As with any major surgery, rhinoplasty carries risks such as bleeding, infection, pain or swelling.

Before Rhinoplasty

Before scheduling rhinoplasty, you must meet with your surgeon to discuss important factors that determine whether the procedure is likely to work well for you. This meeting generally includes:

Your medical history
Your doctor asks questions about conditions you have or have had, as well as any medications you take. If you have a bleeding disorder, such as hemophilia, you may not be a candidate for rhinoplasty.
A physical examination
Your doctor conducts a complete physical examination, including any laboratory tests, such as blood tests. He or she also inspects your skin and the inside and outside of your nose. The physical exam helps your doctor determine what changes need to be made and how your physical features — for example, the thickness of your skin or the strength of the cartilage at the end of your nose — may affect your results.

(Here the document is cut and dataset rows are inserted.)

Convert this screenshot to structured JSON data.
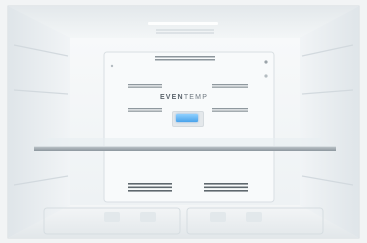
{
  "panel": {
    "brand_part1": "EVEN",
    "brand_part2": "TEMP"
  },
  "colors": {
    "interior": "#eef2f4",
    "shelf_edge": "#a7b0b6",
    "display": "#4aa3ea"
  }
}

Before rhinoplasty, you may also need to:

Avoid certain medications
Avoid medications containing aspirin or ibuprofen for two weeks before and after surgery. These medications may increase bleeding. Take only those medications approved or prescribed by your surgeon.
If you smoke, stop smoking
Smoking slows the healing process after surgery.

During Rhinoplasty

Rhinoplasty requires local or general anesthesia, depending on the complexity of the surgery and your surgeon’s preferences.

Local anesthesia
This type of anesthesia is usually used in an outpatient setting and is limited to a specific area of your body. Your doctor injects a pain-numbing medication into your nasal tissues and sedates you with medication injected through an intravenous (IV) line.
General anesthesia
You receive the drug (anesthetic) by inhaling it or through an IV line. General anesthesia affects your entire body and induces a temporary state of unconsciousness.
During rhinoplasty, the surgeon makes incisions to access the bones and cartilage that support the nose. The incisions are usually made inside the nose so that they are invisible after the surgery. Sometimes he or she makes cuts in the septum between the nostrils. Then the surgeon separates the skin from the underlying bone or cartilage and mucous membranes, and follows a series of steps to cut, trim or build up (augment) the nasal bone or cartilage.
The surgeon can augment your nasal bone or cartilage in several ways, depending on how much needs to be added, the structure of your nose and available materials. Depending on the desired result, some bone and cartilage may be removed, or tissue may be added (either from another part of the body or using a synthetic filler).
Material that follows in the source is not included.